Marie-Josèphe was too distraught for fear. The Hurons raced past. The older man brushed a feather across her hair. The younger did the same to Yves. The old man galloped by again, leaning down to touch Lucien.

 

“They have claimed our hair,” Lucien said. “For my part, this perruke is ruined; they may have it.”

 

When the King rode away to meet his brother, Lorraine tied Marie-Josèphe’s hands to the traces of the cart-horses. Bedraggled, despondent, she made no objection. Yves struggled — a futile exercise — when Lorraine directed the musketeers to tie him at Marie-Josèphe’s left hand. Lucien bore the inevitable disgrace with arrogant disdain.

 

Chartres and Maine bound him at Marie-Josèphe’s right.

 

“Someone in a high position could be of use to you now,” Lorraine said to Marie-Josèphe.

 

She raised her head and glared at him.

 

“A foolish reply.”

 

The horses lumbered forward.
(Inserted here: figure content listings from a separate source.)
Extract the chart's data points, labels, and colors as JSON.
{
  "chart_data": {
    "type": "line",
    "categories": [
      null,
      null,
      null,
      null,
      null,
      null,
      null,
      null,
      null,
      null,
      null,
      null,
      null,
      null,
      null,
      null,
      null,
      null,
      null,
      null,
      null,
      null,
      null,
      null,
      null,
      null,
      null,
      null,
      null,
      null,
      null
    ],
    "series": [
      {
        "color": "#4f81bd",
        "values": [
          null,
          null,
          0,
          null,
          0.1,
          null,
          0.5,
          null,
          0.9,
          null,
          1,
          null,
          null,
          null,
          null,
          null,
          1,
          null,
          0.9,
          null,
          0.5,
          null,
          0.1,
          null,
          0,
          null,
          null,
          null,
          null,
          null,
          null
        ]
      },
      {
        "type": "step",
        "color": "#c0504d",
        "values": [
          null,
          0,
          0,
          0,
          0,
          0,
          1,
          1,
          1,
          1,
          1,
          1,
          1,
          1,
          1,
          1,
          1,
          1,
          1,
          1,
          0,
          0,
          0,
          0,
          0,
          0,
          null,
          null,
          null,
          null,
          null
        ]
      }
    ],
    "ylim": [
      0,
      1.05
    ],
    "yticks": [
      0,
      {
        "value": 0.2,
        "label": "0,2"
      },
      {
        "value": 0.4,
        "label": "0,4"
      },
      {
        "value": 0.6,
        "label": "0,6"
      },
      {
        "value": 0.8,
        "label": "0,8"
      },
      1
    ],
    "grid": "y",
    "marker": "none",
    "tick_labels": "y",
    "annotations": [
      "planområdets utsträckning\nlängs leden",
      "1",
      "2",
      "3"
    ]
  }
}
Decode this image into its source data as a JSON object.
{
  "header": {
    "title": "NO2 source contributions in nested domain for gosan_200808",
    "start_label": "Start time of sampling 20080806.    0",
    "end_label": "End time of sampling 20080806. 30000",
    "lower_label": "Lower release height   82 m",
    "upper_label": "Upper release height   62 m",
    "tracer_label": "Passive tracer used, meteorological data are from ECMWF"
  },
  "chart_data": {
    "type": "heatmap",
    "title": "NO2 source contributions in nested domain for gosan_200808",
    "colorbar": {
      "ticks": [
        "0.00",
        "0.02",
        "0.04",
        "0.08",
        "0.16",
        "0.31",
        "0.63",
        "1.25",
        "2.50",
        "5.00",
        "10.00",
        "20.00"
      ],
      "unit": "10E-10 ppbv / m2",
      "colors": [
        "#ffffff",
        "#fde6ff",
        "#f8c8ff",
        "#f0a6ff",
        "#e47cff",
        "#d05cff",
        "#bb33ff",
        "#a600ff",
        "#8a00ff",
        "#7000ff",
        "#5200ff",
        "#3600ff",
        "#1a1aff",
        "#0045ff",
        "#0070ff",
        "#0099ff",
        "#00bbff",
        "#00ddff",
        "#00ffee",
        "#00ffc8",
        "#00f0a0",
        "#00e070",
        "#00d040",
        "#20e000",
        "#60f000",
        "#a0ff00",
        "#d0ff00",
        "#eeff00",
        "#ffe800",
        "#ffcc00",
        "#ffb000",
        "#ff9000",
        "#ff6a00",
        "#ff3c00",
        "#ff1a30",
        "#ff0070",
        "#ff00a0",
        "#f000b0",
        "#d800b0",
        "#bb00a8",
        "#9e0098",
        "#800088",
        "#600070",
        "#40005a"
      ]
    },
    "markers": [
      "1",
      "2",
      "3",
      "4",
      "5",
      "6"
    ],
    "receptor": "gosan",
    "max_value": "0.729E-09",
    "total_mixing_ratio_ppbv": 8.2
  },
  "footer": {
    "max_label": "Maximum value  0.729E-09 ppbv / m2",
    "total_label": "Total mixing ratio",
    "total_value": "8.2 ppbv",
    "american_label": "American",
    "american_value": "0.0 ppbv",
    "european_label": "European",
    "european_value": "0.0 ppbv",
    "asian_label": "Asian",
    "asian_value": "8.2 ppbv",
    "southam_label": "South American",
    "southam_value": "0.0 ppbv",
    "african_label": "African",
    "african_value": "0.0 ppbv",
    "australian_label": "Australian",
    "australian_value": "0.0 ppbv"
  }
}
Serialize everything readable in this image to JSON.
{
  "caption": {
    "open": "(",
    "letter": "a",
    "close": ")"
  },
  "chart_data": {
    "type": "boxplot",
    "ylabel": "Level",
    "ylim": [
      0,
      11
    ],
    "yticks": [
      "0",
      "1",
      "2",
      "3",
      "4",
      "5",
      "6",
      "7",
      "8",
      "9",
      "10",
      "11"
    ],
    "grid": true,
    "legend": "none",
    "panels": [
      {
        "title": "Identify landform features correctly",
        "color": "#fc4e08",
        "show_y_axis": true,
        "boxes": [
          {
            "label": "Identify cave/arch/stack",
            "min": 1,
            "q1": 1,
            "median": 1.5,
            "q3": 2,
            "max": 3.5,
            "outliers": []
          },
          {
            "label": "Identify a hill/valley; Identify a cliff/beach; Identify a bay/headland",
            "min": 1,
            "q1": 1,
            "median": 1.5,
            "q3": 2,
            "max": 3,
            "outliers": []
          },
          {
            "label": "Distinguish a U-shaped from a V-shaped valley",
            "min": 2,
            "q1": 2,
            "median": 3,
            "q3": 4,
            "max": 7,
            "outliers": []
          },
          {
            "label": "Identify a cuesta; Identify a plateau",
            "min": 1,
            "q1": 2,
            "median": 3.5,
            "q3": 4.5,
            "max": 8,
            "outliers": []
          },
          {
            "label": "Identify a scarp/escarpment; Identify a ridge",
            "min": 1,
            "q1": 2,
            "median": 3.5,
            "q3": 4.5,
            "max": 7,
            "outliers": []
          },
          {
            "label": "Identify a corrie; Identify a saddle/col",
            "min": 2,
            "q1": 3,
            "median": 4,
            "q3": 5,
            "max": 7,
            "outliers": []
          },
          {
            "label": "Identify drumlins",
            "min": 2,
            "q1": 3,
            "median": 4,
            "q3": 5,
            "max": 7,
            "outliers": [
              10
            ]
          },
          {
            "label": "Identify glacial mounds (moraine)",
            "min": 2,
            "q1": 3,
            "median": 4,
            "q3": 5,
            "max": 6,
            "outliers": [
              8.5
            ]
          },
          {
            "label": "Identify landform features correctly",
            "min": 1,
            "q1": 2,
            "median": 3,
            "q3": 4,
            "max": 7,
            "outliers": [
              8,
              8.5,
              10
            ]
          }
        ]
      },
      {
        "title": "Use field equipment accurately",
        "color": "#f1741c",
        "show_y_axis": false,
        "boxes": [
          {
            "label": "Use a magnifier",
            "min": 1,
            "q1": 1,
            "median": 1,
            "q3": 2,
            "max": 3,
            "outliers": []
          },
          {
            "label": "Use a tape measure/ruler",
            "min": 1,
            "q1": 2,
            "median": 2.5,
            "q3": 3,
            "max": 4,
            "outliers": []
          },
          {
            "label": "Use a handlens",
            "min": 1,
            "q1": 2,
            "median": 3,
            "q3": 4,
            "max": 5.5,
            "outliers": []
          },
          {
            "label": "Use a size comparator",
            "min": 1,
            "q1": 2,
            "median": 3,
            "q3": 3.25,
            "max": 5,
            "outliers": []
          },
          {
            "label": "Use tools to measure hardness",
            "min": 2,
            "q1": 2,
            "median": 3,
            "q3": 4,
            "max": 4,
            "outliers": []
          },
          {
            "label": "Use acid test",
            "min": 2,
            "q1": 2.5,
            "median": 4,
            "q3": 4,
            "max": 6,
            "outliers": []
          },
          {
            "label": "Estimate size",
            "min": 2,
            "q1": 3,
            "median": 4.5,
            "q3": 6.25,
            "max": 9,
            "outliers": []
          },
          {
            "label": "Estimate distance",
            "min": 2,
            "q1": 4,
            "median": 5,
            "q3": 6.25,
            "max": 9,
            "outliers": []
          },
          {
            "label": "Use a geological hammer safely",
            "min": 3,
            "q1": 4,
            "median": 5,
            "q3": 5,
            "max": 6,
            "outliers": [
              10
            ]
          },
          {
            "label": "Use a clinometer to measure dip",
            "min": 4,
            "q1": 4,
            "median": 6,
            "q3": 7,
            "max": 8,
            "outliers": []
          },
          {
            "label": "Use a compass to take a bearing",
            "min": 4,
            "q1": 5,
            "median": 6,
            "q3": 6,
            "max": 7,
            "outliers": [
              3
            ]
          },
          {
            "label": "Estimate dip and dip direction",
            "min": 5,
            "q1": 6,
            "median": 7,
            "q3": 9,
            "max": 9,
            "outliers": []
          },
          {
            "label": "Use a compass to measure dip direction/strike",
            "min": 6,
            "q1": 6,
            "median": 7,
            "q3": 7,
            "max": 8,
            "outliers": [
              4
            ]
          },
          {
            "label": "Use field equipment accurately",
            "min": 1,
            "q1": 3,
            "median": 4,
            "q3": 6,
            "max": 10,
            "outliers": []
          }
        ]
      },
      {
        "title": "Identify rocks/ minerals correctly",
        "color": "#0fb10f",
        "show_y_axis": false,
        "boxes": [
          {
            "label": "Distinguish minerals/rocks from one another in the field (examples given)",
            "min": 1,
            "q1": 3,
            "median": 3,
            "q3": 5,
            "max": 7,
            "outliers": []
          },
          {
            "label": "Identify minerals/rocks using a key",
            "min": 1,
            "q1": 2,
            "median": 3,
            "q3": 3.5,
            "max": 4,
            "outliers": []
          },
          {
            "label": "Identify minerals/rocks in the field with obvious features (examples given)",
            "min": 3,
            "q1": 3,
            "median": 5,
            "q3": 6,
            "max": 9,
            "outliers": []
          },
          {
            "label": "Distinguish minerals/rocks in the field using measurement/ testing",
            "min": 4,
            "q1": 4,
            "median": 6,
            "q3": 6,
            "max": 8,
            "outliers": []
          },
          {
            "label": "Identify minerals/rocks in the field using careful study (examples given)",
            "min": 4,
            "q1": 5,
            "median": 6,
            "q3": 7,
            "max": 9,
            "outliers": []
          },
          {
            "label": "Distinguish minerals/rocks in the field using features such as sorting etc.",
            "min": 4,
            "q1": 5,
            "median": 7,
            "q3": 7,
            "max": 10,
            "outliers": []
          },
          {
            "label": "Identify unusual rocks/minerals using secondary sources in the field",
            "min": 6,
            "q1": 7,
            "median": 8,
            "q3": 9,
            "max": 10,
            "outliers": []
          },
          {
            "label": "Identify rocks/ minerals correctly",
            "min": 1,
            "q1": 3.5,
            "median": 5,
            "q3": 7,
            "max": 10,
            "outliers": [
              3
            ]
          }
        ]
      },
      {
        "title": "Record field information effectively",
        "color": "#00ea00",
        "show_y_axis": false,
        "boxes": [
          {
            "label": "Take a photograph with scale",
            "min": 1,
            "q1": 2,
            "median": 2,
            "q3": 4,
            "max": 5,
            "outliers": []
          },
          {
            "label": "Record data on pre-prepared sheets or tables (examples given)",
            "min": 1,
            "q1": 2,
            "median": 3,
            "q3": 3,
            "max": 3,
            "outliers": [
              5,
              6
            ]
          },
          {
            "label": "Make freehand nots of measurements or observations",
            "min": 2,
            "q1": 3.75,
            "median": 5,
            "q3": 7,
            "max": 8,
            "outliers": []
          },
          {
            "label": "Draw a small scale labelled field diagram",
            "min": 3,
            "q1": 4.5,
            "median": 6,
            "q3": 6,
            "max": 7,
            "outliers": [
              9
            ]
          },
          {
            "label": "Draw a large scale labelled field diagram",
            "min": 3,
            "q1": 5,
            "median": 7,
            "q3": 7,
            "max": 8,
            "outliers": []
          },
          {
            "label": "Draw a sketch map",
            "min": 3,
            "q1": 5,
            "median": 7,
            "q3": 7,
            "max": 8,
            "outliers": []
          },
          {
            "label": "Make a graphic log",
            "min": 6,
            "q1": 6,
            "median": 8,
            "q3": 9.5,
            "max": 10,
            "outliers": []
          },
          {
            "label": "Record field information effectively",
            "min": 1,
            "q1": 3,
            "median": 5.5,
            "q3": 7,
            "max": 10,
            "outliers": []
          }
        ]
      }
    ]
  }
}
Lucien struggled to keep up, supporting himself awkwardly with his cane. The cart-horses plodded toward dawn.

 

 

 

“M. de Chrétien,” Lorraine said, “you are brought low.”

 

“And yet still you may slither beneath my foot.”

 

Lorraine slapped the rump of the near cart-horse. It lurched into a trot, pulling its pair with it. Lucien stumbled, recovered, scrambled.

 

“Whoa, whoa,” he said softly. The horses slowed, more out of exhaustion, he thought, than obedience.

 

It would please Lorraine, he thought, to drag me all the way to Versailles.

 

“Lucien —” Marie-Josèphe said.

 

“Shh.” He could not bear pity.

 

Marie-Josèphe twisted around, squinting into the darkness. “Did she escape?”

 

Splashing out of the shallows, His Majesty appeared through the mist. Monsieur and his teammates followed, carrying Sherzad. She was trapped in a net and suspended on poles. Marie-Josèphe sang; when the sea woman struggled, her song broke off in a sob. Sherzad wailed. Her eyes shone like a cat’s.

 

The young Carrousel riders, giddy with exhaustion and conquest, sparred with each other, jostled and joked, and jeered at Lucien. Old friendships dissolved without trace in the acid of the King’s disapproval. Lucien had seen it happen to others, this public humiliation. He had crafted his life so it would never happen to him. His painstaking work lay in ruins.

 

His Majesty stopped when he saw what the Chevalier had done. His gaze passed across Yves, and Marie-Josèphe, and the Chevalier, and fell finally upon Lucien.

 

“You have all gone insane.”

 

The sun was rising. The King sounded old, and exhausted.